Canard en plastique

Dans un premier temps, il y avait ce choix à faire, et je déteste choisir. Je suis un inadapté de l'option : pour tout ce qui relève des affaires courantes, je préférerais qu'on décide à ma place. (Je rêverais d'un intendant réglant ma vie sociale au jour le jour : « Aujourd'hui, tu vas là-bas ; demain, tu rencontres ces gens-là », etc.) Dans un deuxième temps, il y a eu un enchevêtrement de situations sociales compliquées, et je déteste les situations sociales compliquées. Ensuite, je me suis transformé brièvement en une balle de ping-pong que l'on renvoyait de l'autre côté du filet : pour les deux joueuses en présence, j'aurais été plus à ma place à l'autre Réveillon, ou plus exactement au Réveillon de l'autre. Plus ou moins au même moment, est arrivé un tentant Deus ex machina : Amy et Zapata m'invitant à une soirée parallèle, de telle manière que j'aurais très bien pu emprunter une troisième voie. Après avoir été enthousiasmé par l'idée, je l'ai rapidement mise de côté, car cette invitation arrivait après les deux autres. Je me suis alors dit qu'une façon radicale de régler mon dilemme était de passer la nuit du 31 décembre en solitaire. Cela n'aurait pas été un problème pour moi : être seul un jour de fête générale ne me rend pas triste. J'aurais acheté une bonne bouteille de champagne, une petite boîte de cigares et j'aurais passé le Nouvel An dans mon bain en compagnie d'un petit canard en plastique jaune que m'aurait prêté Léandra pour l'occasion. J'aurais été un John Difool amoindri et consensuel, se contentant de l'alcool (et d'un cigare) et passant son tour pour ce qui est de la drogue et des homéoputes. Enfin, j'aurais immortalisé ce long moment de baignade nocturne en me prenant en photo avec Ernest le canard. — J'ai finalement rejoint le Réveillon de Léandra : après tout, c'était un bon choix, à la fois relationnel et rationnel.

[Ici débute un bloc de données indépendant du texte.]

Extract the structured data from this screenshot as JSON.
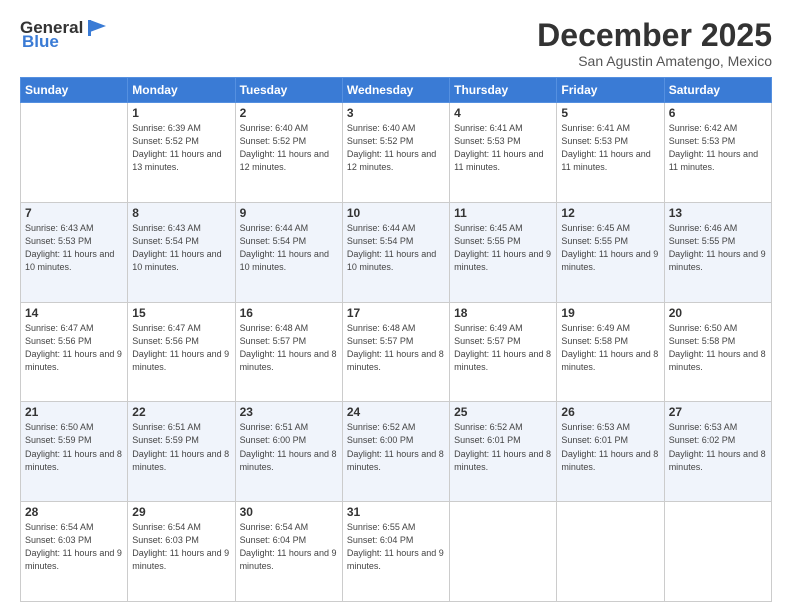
{
  "header": {
    "logo": {
      "general": "General",
      "blue": "Blue"
    },
    "title": "December 2025",
    "location": "San Agustin Amatengo, Mexico"
  },
  "calendar": {
    "weekdays": [
      "Sunday",
      "Monday",
      "Tuesday",
      "Wednesday",
      "Thursday",
      "Friday",
      "Saturday"
    ],
    "rows": [
      [
        {
          "day": "",
          "sunrise": "",
          "sunset": "",
          "daylight": ""
        },
        {
          "day": "1",
          "sunrise": "Sunrise: 6:39 AM",
          "sunset": "Sunset: 5:52 PM",
          "daylight": "Daylight: 11 hours and 13 minutes."
        },
        {
          "day": "2",
          "sunrise": "Sunrise: 6:40 AM",
          "sunset": "Sunset: 5:52 PM",
          "daylight": "Daylight: 11 hours and 12 minutes."
        },
        {
          "day": "3",
          "sunrise": "Sunrise: 6:40 AM",
          "sunset": "Sunset: 5:52 PM",
          "daylight": "Daylight: 11 hours and 12 minutes."
        },
        {
          "day": "4",
          "sunrise": "Sunrise: 6:41 AM",
          "sunset": "Sunset: 5:53 PM",
          "daylight": "Daylight: 11 hours and 11 minutes."
        },
        {
          "day": "5",
          "sunrise": "Sunrise: 6:41 AM",
          "sunset": "Sunset: 5:53 PM",
          "daylight": "Daylight: 11 hours and 11 minutes."
        },
        {
          "day": "6",
          "sunrise": "Sunrise: 6:42 AM",
          "sunset": "Sunset: 5:53 PM",
          "daylight": "Daylight: 11 hours and 11 minutes."
        }
      ],
      [
        {
          "day": "7",
          "sunrise": "Sunrise: 6:43 AM",
          "sunset": "Sunset: 5:53 PM",
          "daylight": "Daylight: 11 hours and 10 minutes."
        },
        {
          "day": "8",
          "sunrise": "Sunrise: 6:43 AM",
          "sunset": "Sunset: 5:54 PM",
          "daylight": "Daylight: 11 hours and 10 minutes."
        },
        {
          "day": "9",
          "sunrise": "Sunrise: 6:44 AM",
          "sunset": "Sunset: 5:54 PM",
          "daylight": "Daylight: 11 hours and 10 minutes."
        },
        {
          "day": "10",
          "sunrise": "Sunrise: 6:44 AM",
          "sunset": "Sunset: 5:54 PM",
          "daylight": "Daylight: 11 hours and 10 minutes."
        },
        {
          "day": "11",
          "sunrise": "Sunrise: 6:45 AM",
          "sunset": "Sunset: 5:55 PM",
          "daylight": "Daylight: 11 hours and 9 minutes."
        },
        {
          "day": "12",
          "sunrise": "Sunrise: 6:45 AM",
          "sunset": "Sunset: 5:55 PM",
          "daylight": "Daylight: 11 hours and 9 minutes."
        },
        {
          "day": "13",
          "sunrise": "Sunrise: 6:46 AM",
          "sunset": "Sunset: 5:55 PM",
          "daylight": "Daylight: 11 hours and 9 minutes."
        }
      ],
      [
        {
          "day": "14",
          "sunrise": "Sunrise: 6:47 AM",
          "sunset": "Sunset: 5:56 PM",
          "daylight": "Daylight: 11 hours and 9 minutes."
        },
        {
          "day": "15",
          "sunrise": "Sunrise: 6:47 AM",
          "sunset": "Sunset: 5:56 PM",
          "daylight": "Daylight: 11 hours and 9 minutes."
        },
        {
          "day": "16",
          "sunrise": "Sunrise: 6:48 AM",
          "sunset": "Sunset: 5:57 PM",
          "daylight": "Daylight: 11 hours and 8 minutes."
        },
        {
          "day": "17",
          "sunrise": "Sunrise: 6:48 AM",
          "sunset": "Sunset: 5:57 PM",
          "daylight": "Daylight: 11 hours and 8 minutes."
        },
        {
          "day": "18",
          "sunrise": "Sunrise: 6:49 AM",
          "sunset": "Sunset: 5:57 PM",
          "daylight": "Daylight: 11 hours and 8 minutes."
        },
        {
          "day": "19",
          "sunrise": "Sunrise: 6:49 AM",
          "sunset": "Sunset: 5:58 PM",
          "daylight": "Daylight: 11 hours and 8 minutes."
        },
        {
          "day": "20",
          "sunrise": "Sunrise: 6:50 AM",
          "sunset": "Sunset: 5:58 PM",
          "daylight": "Daylight: 11 hours and 8 minutes."
        }
      ],
      [
        {
          "day": "21",
          "sunrise": "Sunrise: 6:50 AM",
          "sunset": "Sunset: 5:59 PM",
          "daylight": "Daylight: 11 hours and 8 minutes."
        },
        {
          "day": "22",
          "sunrise": "Sunrise: 6:51 AM",
          "sunset": "Sunset: 5:59 PM",
          "daylight": "Daylight: 11 hours and 8 minutes."
        },
        {
          "day": "23",
          "sunrise": "Sunrise: 6:51 AM",
          "sunset": "Sunset: 6:00 PM",
          "daylight": "Daylight: 11 hours and 8 minutes."
        },
        {
          "day": "24",
          "sunrise": "Sunrise: 6:52 AM",
          "sunset": "Sunset: 6:00 PM",
          "daylight": "Daylight: 11 hours and 8 minutes."
        },
        {
          "day": "25",
          "sunrise": "Sunrise: 6:52 AM",
          "sunset": "Sunset: 6:01 PM",
          "daylight": "Daylight: 11 hours and 8 minutes."
        },
        {
          "day": "26",
          "sunrise": "Sunrise: 6:53 AM",
          "sunset": "Sunset: 6:01 PM",
          "daylight": "Daylight: 11 hours and 8 minutes."
        },
        {
          "day": "27",
          "sunrise": "Sunrise: 6:53 AM",
          "sunset": "Sunset: 6:02 PM",
          "daylight": "Daylight: 11 hours and 8 minutes."
        }
      ],
      [
        {
          "day": "28",
          "sunrise": "Sunrise: 6:54 AM",
          "sunset": "Sunset: 6:03 PM",
          "daylight": "Daylight: 11 hours and 9 minutes."
        },
        {
          "day": "29",
          "sunrise": "Sunrise: 6:54 AM",
          "sunset": "Sunset: 6:03 PM",
          "daylight": "Daylight: 11 hours and 9 minutes."
        },
        {
          "day": "30",
          "sunrise": "Sunrise: 6:54 AM",
          "sunset": "Sunset: 6:04 PM",
          "daylight": "Daylight: 11 hours and 9 minutes."
        },
        {
          "day": "31",
          "sunrise": "Sunrise: 6:55 AM",
          "sunset": "Sunset: 6:04 PM",
          "daylight": "Daylight: 11 hours and 9 minutes."
        },
        {
          "day": "",
          "sunrise": "",
          "sunset": "",
          "daylight": ""
        },
        {
          "day": "",
          "sunrise": "",
          "sunset": "",
          "daylight": ""
        },
        {
          "day": "",
          "sunrise": "",
          "sunset": "",
          "daylight": ""
        }
      ]
    ]
  }
}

Je suis en train de préparer les toasts (ou en tout cas de réfléchir à la façon de les préparer) lorsqu'Andrew me dit : « Dans l'article où tu parles du prix Nobel attribué à Modiano, j'ai trouvé une faute : tu as écrit plusieurs fois "Mondiano" au lieu de "Modiano" ». — Et dire que je n'ai pas la possibilité de corriger la faute directement ! Quelle horreur ! Existe-t-il encore une rédemption après une telle erreur ?

* * *

Si j'avais été en forme pour écrire, j'aurais rédigé un paragraphe pour chacun des neuf autres protagonistes de ce Nouvel An, de Frida la dessinatrice de BD (c'est Léandra qui a proposé ce surnom : c'était évident !) à Nanash le docteur. J'aurais aussi glissé quelques mots sur, entre autres : la sordide histoire du vétérinaire qui ne savait pas qu'on ne pouvait pas mettre un écureuil dans un four à micro-ondes pour le sécher ; le débat autour du triste EZ ; la partie de « Time's Up! » durant laquelle j'ai eu la chance de faire partie de la bonne équipe (celle de Léandra et Andrew) ; ou encore les lanternes thaïlandaises que nous avons lancées dans la nuit froide.

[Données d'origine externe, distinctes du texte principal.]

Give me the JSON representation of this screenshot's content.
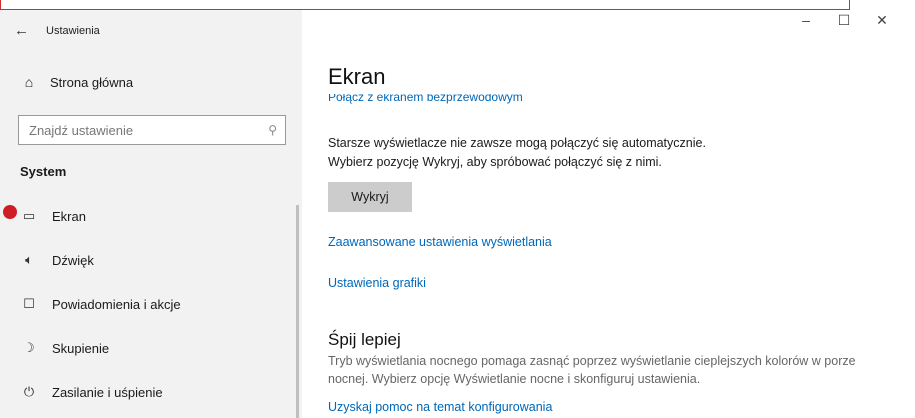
{
  "window": {
    "back_icon": "back-arrow-icon",
    "title": "Ustawienia",
    "minimize": "–",
    "maximize": "☐",
    "close": "✕"
  },
  "sidebar": {
    "home": {
      "icon": "home-icon",
      "label": "Strona główna"
    },
    "search": {
      "placeholder": "Znajdź ustawienie",
      "icon": "search-icon"
    },
    "section": "System",
    "items": [
      {
        "icon": "monitor-icon",
        "label": "Ekran",
        "selected": true
      },
      {
        "icon": "speaker-icon",
        "label": "Dźwięk"
      },
      {
        "icon": "notifications-icon",
        "label": "Powiadomienia i akcje"
      },
      {
        "icon": "focus-assist-icon",
        "label": "Skupienie"
      },
      {
        "icon": "power-icon",
        "label": "Zasilanie i uśpienie"
      }
    ]
  },
  "main": {
    "title": "Ekran",
    "cut_link": "Połącz z ekranem bezprzewodowym",
    "line1": "Starsze wyświetlacze nie zawsze mogą połączyć się automatycznie.",
    "line2": "Wybierz pozycję Wykryj, aby spróbować połączyć się z nimi.",
    "detect_button": "Wykryj",
    "advanced_link": "Zaawansowane ustawienia wyświetlania",
    "graphics_link": "Ustawienia grafiki",
    "sleep_heading": "Śpij lepiej",
    "sleep_text": "Tryb wyświetlania nocnego pomaga zasnąć poprzez wyświetlanie cieplejszych kolorów w porze nocnej. Wybierz opcję Wyświetlanie nocne i skonfiguruj ustawienia.",
    "help_link": "Uzyskaj pomoc na temat konfigurowania"
  },
  "colors": {
    "accent": "#0067b8",
    "sidebar_bg": "#f2f2f2",
    "marker": "#d01c24"
  }
}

Mais depuis le 31 décembre, je ne suis pas du tout en forme ; pas du tout en forme pour écrire, bien que tout soit lié. J'ai beau déclarer n'avoir ni haut, ni bas, je suis dans un bas ! Plus rien n'a de couleur et je me traîne misérablement jusqu'à mon clavier pour balbutier quelque chose de passablement mauvais, que je finis par envoyer à la corbeille. — Ha, il est beau le renouveau de mon journal ! Au diable donc pour une quinzaine de jours l'aspect journalier : j'en suis totalement incapable. (Si c'est pour écrire de la merde, autant ne rien écrire du tout !)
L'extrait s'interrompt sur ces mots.